Saturday, February 6, 1999



Fireworks

Fireworks ban
wouldn’t cover
New Year’s 2000

Any earlier and sellers,
already stocking up, would
possess contraband

Take our online fireworks poll

Online directory to
legislators and their offices

By Mike Yuen
Star-Bulletin

Tapa

There would be one more big explosion -- call it the millennium bang -- if two Senate panels get their way.

Legislature '99 A statewide ban on fireworks, except when used for cultural or religious events, was approved late yesterday afternoon by the Senate Judiciary, and Transportation and Intergovernmental Affairs committees.

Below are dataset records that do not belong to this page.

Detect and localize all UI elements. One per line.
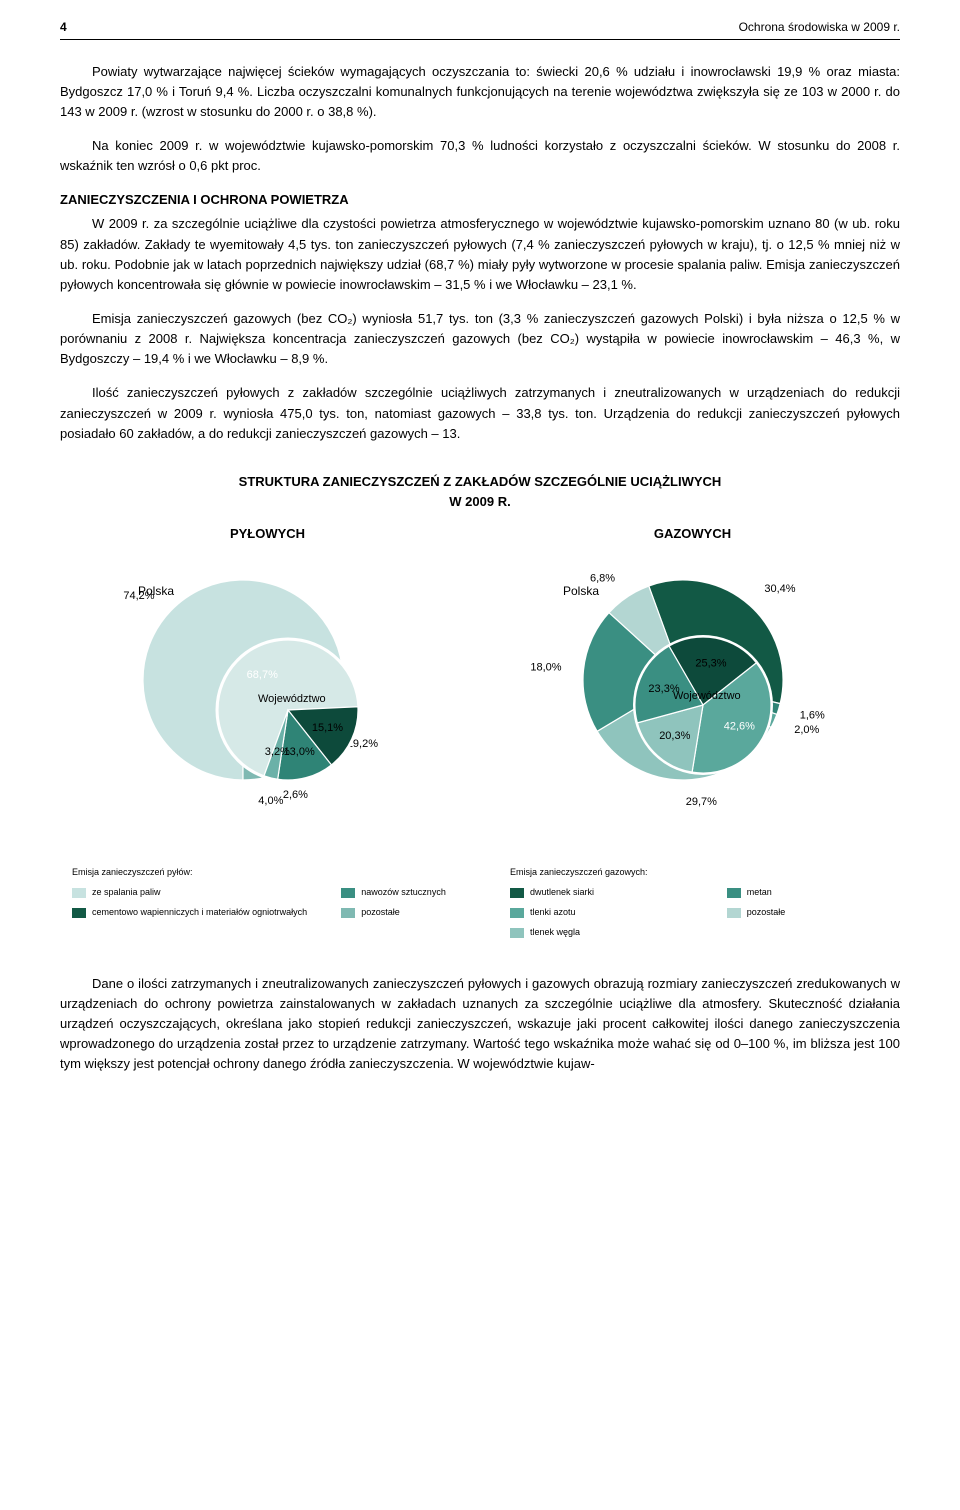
legend-item: metan	[727, 886, 888, 900]
legend-title: Emisja zanieczyszczeń gazowych:	[510, 866, 888, 880]
pie-dust: 74,2%19,2%2,6%4,0%68,7%15,1%13,0%3,2%Pol…	[78, 550, 458, 830]
chart-subtitle: PYŁOWYCH	[60, 524, 475, 544]
page-header: 4 Ochrona środowiska w 2009 r.	[60, 18, 900, 40]
legend-swatch	[727, 888, 741, 898]
body-paragraph: Powiaty wytwarzające najwięcej ścieków w…	[60, 62, 900, 122]
section-heading: ZANIECZYSZCZENIA I OCHRONA POWIETRZA	[60, 190, 900, 210]
legend-text: ze spalania paliw	[92, 886, 161, 900]
legend-swatch	[510, 888, 524, 898]
legend-item: tlenek węgla	[510, 926, 697, 940]
legend-swatch	[341, 888, 355, 898]
legend-text: cementowo wapienniczych i materiałów ogn…	[92, 906, 307, 920]
legend-text: pozostałe	[361, 906, 400, 920]
chart-subtitle: GAZOWYCH	[485, 524, 900, 544]
chart-title: STRUKTURA ZANIECZYSZCZEŃ Z ZAKŁADÓW SZCZ…	[60, 472, 900, 512]
slice-label: 68,7%	[246, 669, 277, 681]
slice-label: 2,0%	[794, 724, 819, 736]
slice-label: 25,3%	[695, 658, 726, 670]
outer-ring-label: Polska	[138, 584, 174, 598]
legend-item: pozostałe	[341, 906, 450, 920]
slice-label: 2,6%	[282, 789, 307, 801]
running-title: Ochrona środowiska w 2009 r.	[739, 18, 900, 37]
legend-item: cementowo wapienniczych i materiałów ogn…	[72, 906, 311, 920]
body-paragraph: Dane o ilości zatrzymanych i zneutralizo…	[60, 974, 900, 1075]
slice-label: 30,4%	[764, 583, 795, 595]
legend-item: dwutlenek siarki	[510, 886, 697, 900]
legend-item: nawozów sztucznych	[341, 886, 450, 900]
slice-label: 42,6%	[723, 721, 754, 733]
legend-gas: Emisja zanieczyszczeń gazowych: dwutlene…	[510, 866, 888, 940]
legend-swatch	[341, 908, 355, 918]
legend-swatch	[510, 908, 524, 918]
chart-dust: PYŁOWYCH 74,2%19,2%2,6%4,0%68,7%15,1%13,…	[60, 524, 475, 844]
legend-item: tlenki azotu	[510, 906, 697, 920]
legend-swatch	[510, 928, 524, 938]
inner-ring-label: Województwo	[258, 693, 326, 705]
legend-swatch	[72, 888, 86, 898]
pie-gas: 30,4% 1,6% 2,0% 29,7% 18,0% 6,8% 25,3% 42,6% 20,…	[503, 550, 883, 830]
legend-text: metan	[747, 886, 772, 900]
legend-item: ze spalania paliw	[72, 886, 311, 900]
slice-label: 3,2%	[264, 746, 289, 758]
legend-text: tlenki azotu	[530, 906, 576, 920]
chart-gas: GAZOWYCH 30,4% 1,6% 2,0% 29,7% 18,0% 6,8% 25,3…	[485, 524, 900, 844]
legend-dust: Emisja zanieczyszczeń pyłów: ze spalania…	[72, 866, 450, 940]
legend-text: tlenek węgla	[530, 926, 580, 940]
legend-title: Emisja zanieczyszczeń pyłów:	[72, 866, 450, 880]
slice-label: 15,1%	[311, 722, 342, 734]
page-number: 4	[60, 18, 67, 37]
legend: Emisja zanieczyszczeń pyłów: ze spalania…	[60, 856, 900, 950]
legend-item: pozostałe	[727, 906, 888, 920]
charts-row: PYŁOWYCH 74,2%19,2%2,6%4,0%68,7%15,1%13,…	[60, 524, 900, 844]
slice-label: 18,0%	[530, 662, 561, 674]
body-paragraph: Emisja zanieczyszczeń gazowych (bez CO₂)…	[60, 309, 900, 369]
body-paragraph: Na koniec 2009 r. w województwie kujawsk…	[60, 136, 900, 176]
slice-label: 29,7%	[685, 796, 716, 808]
slice-label: 6,8%	[589, 573, 614, 585]
legend-text: pozostałe	[747, 906, 786, 920]
slice-label: 1,6%	[799, 710, 824, 722]
legend-swatch	[72, 908, 86, 918]
inner-ring-label: Województwo	[673, 690, 741, 702]
slice-label: 4,0%	[258, 795, 283, 807]
body-paragraph: Ilość zanieczyszczeń pyłowych z zakładów…	[60, 383, 900, 443]
legend-text: dwutlenek siarki	[530, 886, 594, 900]
body-paragraph: W 2009 r. za szczególnie uciążliwe dla c…	[60, 214, 900, 295]
legend-text: nawozów sztucznych	[361, 886, 446, 900]
outer-ring-label: Polska	[563, 584, 599, 598]
slice-label: 20,3%	[659, 731, 690, 743]
legend-swatch	[727, 908, 741, 918]
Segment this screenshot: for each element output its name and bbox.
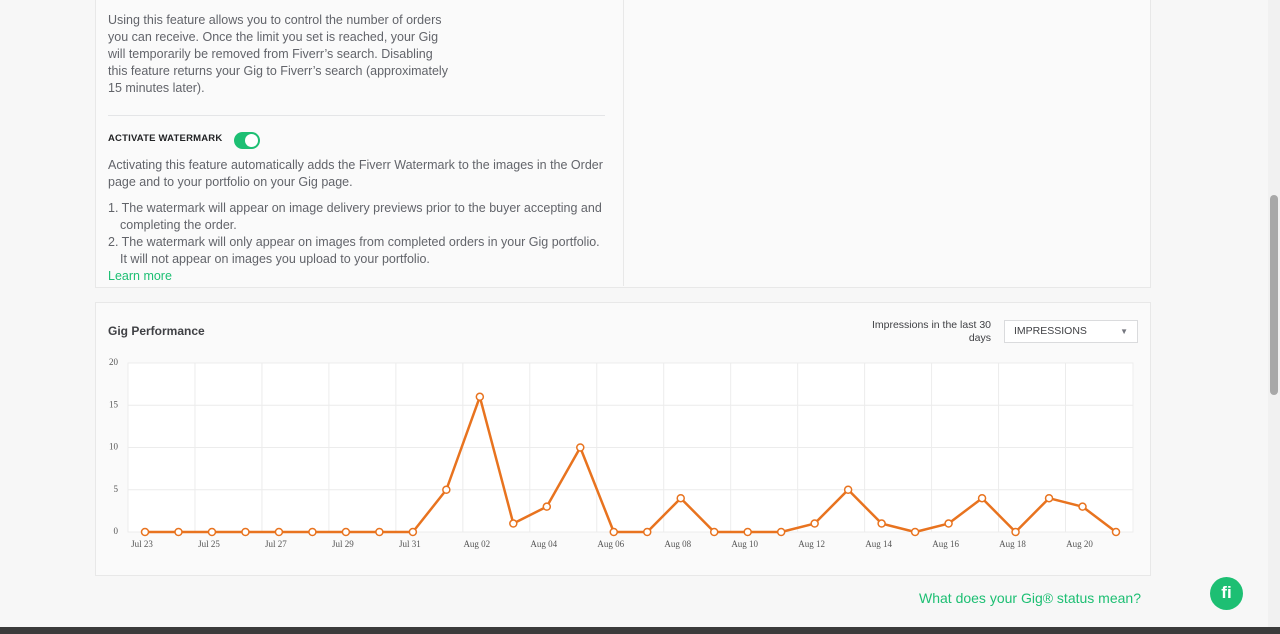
data-point [776, 527, 786, 537]
data-point [576, 443, 585, 452]
x-tick-label: Aug 20 [1066, 539, 1093, 549]
x-tick-label: Aug 06 [597, 539, 624, 549]
watermark-list: 1. The watermark will appear on image de… [108, 200, 608, 268]
x-tick-label: Jul 23 [131, 539, 153, 549]
x-tick-label: Aug 16 [932, 539, 959, 549]
y-tick-label: 0 [114, 526, 119, 536]
learn-more-link[interactable]: Learn more [108, 269, 172, 283]
watermark-toggle[interactable] [234, 132, 260, 149]
status-link[interactable]: What does your Gig® status mean? [919, 590, 1141, 606]
data-point [676, 493, 685, 503]
x-tick-label: Jul 25 [198, 539, 220, 549]
data-point [542, 502, 552, 511]
data-point [944, 519, 953, 528]
y-tick-label: 15 [109, 399, 119, 409]
data-point [743, 527, 752, 537]
y-tick-label: 5 [114, 484, 119, 494]
data-point [341, 527, 351, 537]
data-point [174, 527, 183, 537]
limit-description: Using this feature allows you to control… [108, 13, 448, 95]
scrollbar-thumb[interactable] [1270, 195, 1278, 395]
data-point [977, 493, 987, 503]
dropdown-value: IMPRESSIONS [1014, 325, 1087, 337]
data-point [877, 519, 886, 528]
x-tick-label: Aug 14 [865, 539, 892, 549]
data-point [408, 527, 418, 537]
x-tick-label: Aug 08 [664, 539, 691, 549]
watermark-label: ACTIVATE WATERMARK [108, 133, 223, 144]
window-bar [0, 627, 1280, 634]
x-tick-label: Aug 04 [530, 539, 557, 549]
data-point [810, 519, 819, 528]
x-tick-label: Aug 12 [798, 539, 825, 549]
data-point [1078, 502, 1087, 511]
x-tick-label: Aug 18 [999, 539, 1026, 549]
watermark-description: Activating this feature automatically ad… [108, 158, 603, 189]
dropdown-arrow: ▼ [1120, 327, 1128, 336]
data-point [642, 527, 652, 537]
x-tick-label: Jul 31 [399, 539, 421, 549]
data-point [308, 527, 317, 537]
data-point [140, 527, 150, 537]
chart-title: Gig Performance [108, 324, 205, 338]
toggle-knob [245, 134, 258, 147]
data-point [843, 485, 853, 494]
chat-logo[interactable]: fi [1210, 577, 1243, 610]
data-point [274, 527, 284, 537]
data-line [145, 395, 1117, 534]
x-tick-label: Aug 02 [463, 539, 490, 549]
data-point [241, 527, 250, 537]
scrollbar [1268, 0, 1280, 627]
data-point [709, 527, 719, 537]
data-point [509, 519, 518, 528]
divider [623, 0, 624, 286]
list-item: 1. The watermark will appear on image de… [108, 201, 602, 232]
data-point [1111, 527, 1121, 537]
divider [108, 115, 605, 116]
x-tick-label: Aug 10 [731, 539, 758, 549]
y-tick-label: 20 [109, 357, 119, 367]
list-item: 2. The watermark will only appear on ima… [108, 235, 600, 266]
x-tick-label: Jul 29 [332, 539, 354, 549]
data-point [475, 392, 485, 402]
data-point [1011, 527, 1020, 537]
x-tick-label: Jul 27 [265, 539, 287, 549]
range-label: Impressions in the last 30 days [871, 319, 991, 344]
y-tick-label: 10 [109, 442, 119, 452]
data-point [442, 485, 451, 494]
data-point [609, 527, 619, 537]
metric-dropdown[interactable]: IMPRESSIONS ▼ [1004, 320, 1138, 343]
data-point [375, 527, 384, 537]
data-point [207, 527, 217, 537]
data-point [910, 527, 920, 537]
data-point [1044, 493, 1054, 503]
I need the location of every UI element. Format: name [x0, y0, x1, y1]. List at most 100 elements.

The prohibition would go into effect on Jan. 2, 2000, the day after the start of the new millennium.

Sen. Cal Kawamoto (D, Waipahu), chairman of the Transportation and Intergovernmental Affairs Committee, said he and fellow lawmakers purposely didn't want to set an earlier date for the proposed ban to go into effect.

If they did, fireworks distributors, who are building their stock for the century-changing days of Dec. 31, 1999, and Jan. 1, 2000, would suddenly find themselves with a product deemed to be contraband, he said.

About an hour after the vote by the Senate panels, the House Judiciary Committee deferred action on two fireworks measures.

One would have allowed the counties to regulate the use of nonaerial fireworks through the issuance of so-called certificates of use.

Aerial fireworks are now banned.

The second bill would make it legal to possess aerial fireworks if a person has a valid, county-issued permit.

If his panel wants to advance a fireworks measure to the House Finance Committee, it must act by Feb. 19 to meet a legislative deadline, said Judiciary Chairman Paul Oshiro (D, Ewa Beach).

The bill approved by the two Senate committees would also allow individual counties not to be part of a statewide prohibition. If any of the state's four counties opt out, each would have to establish its own rules to regulate the sale and use of fireworks and the enforcement of those rules.

Any county that decides not to be part of a ban should not consider approaching the Legislature for a fireworks enforcement subsidy, said Senate Judiciary Co-Chairman Avery Chumbley (D, East Maui-North Kauai).

The proposed ban would keep on the books the existing law making it a felony to sell aerial fireworks. But the sale of ground-based fireworks would be a misdemeanor and the possession of ground-based fireworks a petty misdemeanor.

Initially, the Senate panels wanted to make the selling of any type of fireworks a felony.

Fireworks containing a minuscule amount of explosive would remain legal since they don't fall under the state's legal definition of fireworks.

Honolulu police Capt. Darryl Perry said he is concerned that the exemptions in the Senate bill create a loophole in controlling fireworks. Would a group of fireworks enthusiasts, he wondered, be able to form a self-described religious group and qualify for an exemption? The Honolulu Police Department, whose officers say they don't have the manpower to enforce fireworks regulations, lobbied for law that would ban everyone from using fireworks.